Die russische Regierung hat eine drohende Staatspleite vorerst wohl verhindert. Russlands Finanzminister Anton Siluanow sagte am Donnerstag russischen Staatsmedien zufolge, man habe fällige Zinsen auf russische Staatsanleihen in Höhe von 117 Millionen Dollar angewiesen. Wegen der westlichen Sanktionen, mit denen Russlands im Ausland gehaltene Devisenreserven eingefroren wurden, war zunächst unklar, ob die Zahlung auch durchgehen würde. Das US-Finanzministerium in Washington erklärte daraufhin, die Transaktionen trotz der Sanktionen zuzulassen. Einige Besitzer von Anteilen der betroffenen russischen Dollar-Anleihen hätten die fälligen Zinszahlungen erhalten, berichtete daraufhin die Nachrichtenagentur Reuters.
Die Zahlungen galten als erster Test, ob die Regierung in Moskau ihren internationalen Schuldenverpflichtungen nachkommen kann. Sie wären bereits am Mittwoch fällig gewesen, mit einer Nachfrist von 30 Tagen. Der Kreml hatte zuvor erklärt, in Fremdwährungen fällige Zahlungen in als "unfreundlich" deklarierten Ländern im Zweifelsfall in Rubel leisten zu wollen. Als "unfreundlich" gelten nach einem neuen Gesetz jene Staaten des Westens, die sich an den Finanzsanktionen gegen Russland beteiligen, darunter die USA und die EU-Staaten. Falls die Dollar-Zahlungen nicht zugelassen würden, habe die Regierung keine andere Wahl, als ihre Schulden in Rubel zu begleichen, hieß es aus Moskau. Das wiederum hätte nach den Regeln der in Rede stehenden Anleihen einen sofortigen Zahlungsausfall bedeutet.
Mit einer Schuldenquote von nur etwa 20 Prozent der Wirtschaftsleistung vor dem Krieg gilt Russland als einer der am wenigsten verschuldeten Staaten der Welt. Wegen seiner Rohstoffexporte hat das Land einen hohen Leistungsbilanzüberschuss. Die im Ausland gehaltenen Staatsschulden betragen sogar nur vier Prozent des Bruttoinlandsprodukts - was angesichts der Devisenreserven Russlands fast irrelevant wäre. Dennoch droht dem Land wegen der Sanktionen die Pleite: Die Maßnahmen des Westens machen es schwierig bis unmöglich, Dollar- oder Euro-Anleihen zu bedienen. Zwar hatte Russland nach der Krim-Invasion im Jahr 2014 auch Staatsanleihen begeben, die in Rubel beglichen werden dürfen, für die meisten Auslandsschulden gilt das allerdings nicht.

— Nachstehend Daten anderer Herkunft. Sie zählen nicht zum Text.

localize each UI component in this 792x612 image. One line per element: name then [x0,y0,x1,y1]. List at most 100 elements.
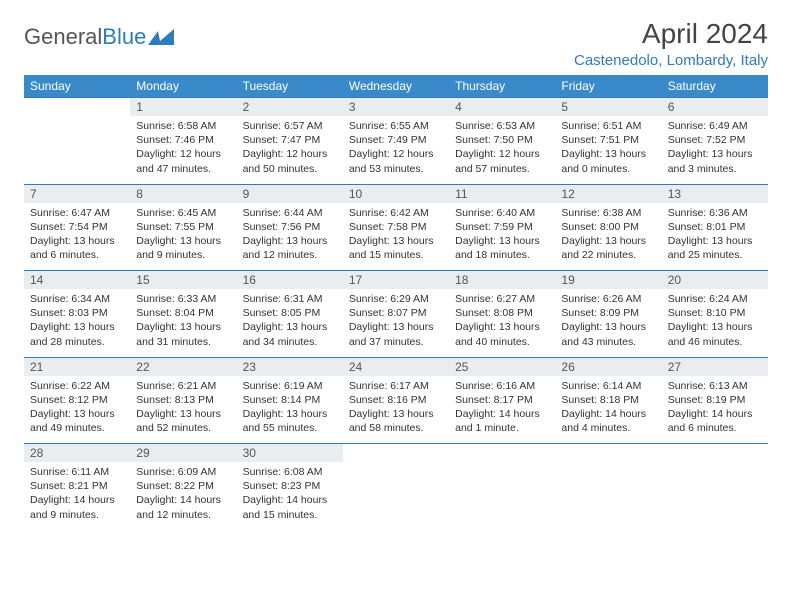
day-info-cell: Sunrise: 6:21 AMSunset: 8:13 PMDaylight:… [130,376,236,444]
day-info-cell [449,462,555,530]
sunset-line: Sunset: 8:12 PM [30,393,124,407]
day-info-cell [24,116,130,184]
day-info-cell: Sunrise: 6:44 AMSunset: 7:56 PMDaylight:… [237,203,343,271]
day-info-cell: Sunrise: 6:36 AMSunset: 8:01 PMDaylight:… [662,203,768,271]
daylight-line: Daylight: 13 hours and 18 minutes. [455,234,549,262]
calendar-table: Sunday Monday Tuesday Wednesday Thursday… [24,75,768,530]
sunrise-line: Sunrise: 6:21 AM [136,379,230,393]
sunset-line: Sunset: 8:09 PM [561,306,655,320]
sunrise-line: Sunrise: 6:31 AM [243,292,337,306]
day-info-cell: Sunrise: 6:14 AMSunset: 8:18 PMDaylight:… [555,376,661,444]
daylight-line: Daylight: 14 hours and 15 minutes. [243,493,337,521]
day-number-row: 21222324252627 [24,357,768,376]
daylight-line: Daylight: 13 hours and 31 minutes. [136,320,230,348]
day-number-cell: 17 [343,271,449,290]
sunset-line: Sunset: 7:54 PM [30,220,124,234]
sunset-line: Sunset: 8:19 PM [668,393,762,407]
sunset-line: Sunset: 8:23 PM [243,479,337,493]
day-number-cell: 1 [130,98,236,117]
day-info-cell [662,462,768,530]
day-info-row: Sunrise: 6:34 AMSunset: 8:03 PMDaylight:… [24,289,768,357]
daylight-line: Daylight: 14 hours and 9 minutes. [30,493,124,521]
day-number-cell: 7 [24,184,130,203]
sunset-line: Sunset: 7:58 PM [349,220,443,234]
sunset-line: Sunset: 8:03 PM [30,306,124,320]
sunrise-line: Sunrise: 6:42 AM [349,206,443,220]
daylight-line: Daylight: 13 hours and 12 minutes. [243,234,337,262]
header: GeneralBlue April 2024 Castenedolo, Lomb… [24,18,768,69]
day-number-cell [24,98,130,117]
sunset-line: Sunset: 8:10 PM [668,306,762,320]
day-number-cell: 20 [662,271,768,290]
daylight-line: Daylight: 13 hours and 58 minutes. [349,407,443,435]
weekday-header: Tuesday [237,75,343,98]
title-block: April 2024 Castenedolo, Lombardy, Italy [574,18,768,69]
logo-text-general: General [24,24,102,50]
day-info-cell: Sunrise: 6:45 AMSunset: 7:55 PMDaylight:… [130,203,236,271]
day-number-cell: 2 [237,98,343,117]
daylight-line: Daylight: 13 hours and 52 minutes. [136,407,230,435]
daylight-line: Daylight: 13 hours and 3 minutes. [668,147,762,175]
day-info-row: Sunrise: 6:11 AMSunset: 8:21 PMDaylight:… [24,462,768,530]
day-number-cell: 4 [449,98,555,117]
day-number-cell: 14 [24,271,130,290]
day-number-cell [555,444,661,463]
sunrise-line: Sunrise: 6:47 AM [30,206,124,220]
daylight-line: Daylight: 13 hours and 34 minutes. [243,320,337,348]
day-number-cell: 30 [237,444,343,463]
sunset-line: Sunset: 8:22 PM [136,479,230,493]
sunrise-line: Sunrise: 6:55 AM [349,119,443,133]
sunrise-line: Sunrise: 6:44 AM [243,206,337,220]
sunset-line: Sunset: 8:08 PM [455,306,549,320]
day-number-cell [449,444,555,463]
day-number-row: 123456 [24,98,768,117]
sunrise-line: Sunrise: 6:57 AM [243,119,337,133]
daylight-line: Daylight: 13 hours and 0 minutes. [561,147,655,175]
daylight-line: Daylight: 13 hours and 9 minutes. [136,234,230,262]
weekday-header-row: Sunday Monday Tuesday Wednesday Thursday… [24,75,768,98]
daylight-line: Daylight: 13 hours and 49 minutes. [30,407,124,435]
logo-text-blue: Blue [102,24,146,50]
weekday-header: Friday [555,75,661,98]
sunset-line: Sunset: 7:47 PM [243,133,337,147]
day-info-cell [555,462,661,530]
daylight-line: Daylight: 12 hours and 50 minutes. [243,147,337,175]
day-info-cell: Sunrise: 6:27 AMSunset: 8:08 PMDaylight:… [449,289,555,357]
sunset-line: Sunset: 7:59 PM [455,220,549,234]
sunrise-line: Sunrise: 6:38 AM [561,206,655,220]
day-info-cell: Sunrise: 6:58 AMSunset: 7:46 PMDaylight:… [130,116,236,184]
sunrise-line: Sunrise: 6:19 AM [243,379,337,393]
weekday-header: Thursday [449,75,555,98]
day-number-cell: 11 [449,184,555,203]
day-number-cell: 28 [24,444,130,463]
day-number-cell: 9 [237,184,343,203]
day-info-cell: Sunrise: 6:19 AMSunset: 8:14 PMDaylight:… [237,376,343,444]
day-info-cell: Sunrise: 6:40 AMSunset: 7:59 PMDaylight:… [449,203,555,271]
day-number-cell: 24 [343,357,449,376]
location-text: Castenedolo, Lombardy, Italy [574,52,768,69]
day-info-cell: Sunrise: 6:51 AMSunset: 7:51 PMDaylight:… [555,116,661,184]
sunset-line: Sunset: 8:21 PM [30,479,124,493]
day-info-cell: Sunrise: 6:16 AMSunset: 8:17 PMDaylight:… [449,376,555,444]
day-number-row: 282930 [24,444,768,463]
sunrise-line: Sunrise: 6:27 AM [455,292,549,306]
daylight-line: Daylight: 13 hours and 25 minutes. [668,234,762,262]
sunrise-line: Sunrise: 6:08 AM [243,465,337,479]
sunset-line: Sunset: 7:50 PM [455,133,549,147]
daylight-line: Daylight: 12 hours and 57 minutes. [455,147,549,175]
day-number-cell: 15 [130,271,236,290]
weekday-header: Wednesday [343,75,449,98]
daylight-line: Daylight: 12 hours and 53 minutes. [349,147,443,175]
day-number-cell: 21 [24,357,130,376]
day-number-cell: 8 [130,184,236,203]
day-info-cell: Sunrise: 6:22 AMSunset: 8:12 PMDaylight:… [24,376,130,444]
logo: GeneralBlue [24,24,174,50]
sunrise-line: Sunrise: 6:58 AM [136,119,230,133]
sunrise-line: Sunrise: 6:40 AM [455,206,549,220]
daylight-line: Daylight: 13 hours and 43 minutes. [561,320,655,348]
sunset-line: Sunset: 8:16 PM [349,393,443,407]
sunset-line: Sunset: 8:14 PM [243,393,337,407]
sunrise-line: Sunrise: 6:29 AM [349,292,443,306]
daylight-line: Daylight: 14 hours and 6 minutes. [668,407,762,435]
daylight-line: Daylight: 14 hours and 4 minutes. [561,407,655,435]
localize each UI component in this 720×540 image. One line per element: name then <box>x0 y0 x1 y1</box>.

Moskau soll bis zum 25. Mai Zahlungen auf Dollar-Schulden an Amerikaner begleichen können
Ein Sprecher des US-Finanzministeriums sagte am Donnerstag, man werde die aktuellen Zahlungen durchgehen lassen. Während die US-Sanktionen eigentlich Geschäfte mit der russischen Zentralbank und den meisten russischen Geldinstituten verbieten, werde Moskau bis kurz nach Mitternacht am 25. Mai Zahlungen an Amerikaner auf Dollar-Schulden leisten können, zitierte die Nachrichtenagentur Bloomberg einen Sprecher des Finanzministeriums. Zahlstelle für die Zinsen ist die Londoner Niederlassung der US-Großbank Citigroup.
Die drei großen Ratingagenturen hatten russische Staatsanleihen zuvor bis auf knapp über Ramschniveau herabgestuft. Zuletzt hatte Standard & Poor's Russlands Kreditwürdigkeit um eine weitere Stufe abgesenkt. Einstweilen ist der - teilweise - Zahlungsausfall Russlands nun abgewendet. Offiziell wäre er erst, wenn zumindest einige Investoren nach der 30-tägigen Nachfrist Mitte April noch keine Zinszahlung erhalten haben. Es wäre das erste Mal seit der Russischen Revolution von 1917, dass das Land seine Verbindlichkeiten nicht erfüllen würde. Damals hatten die Bolschewiken Schulden aus der Zarenzeit nicht anerkannt.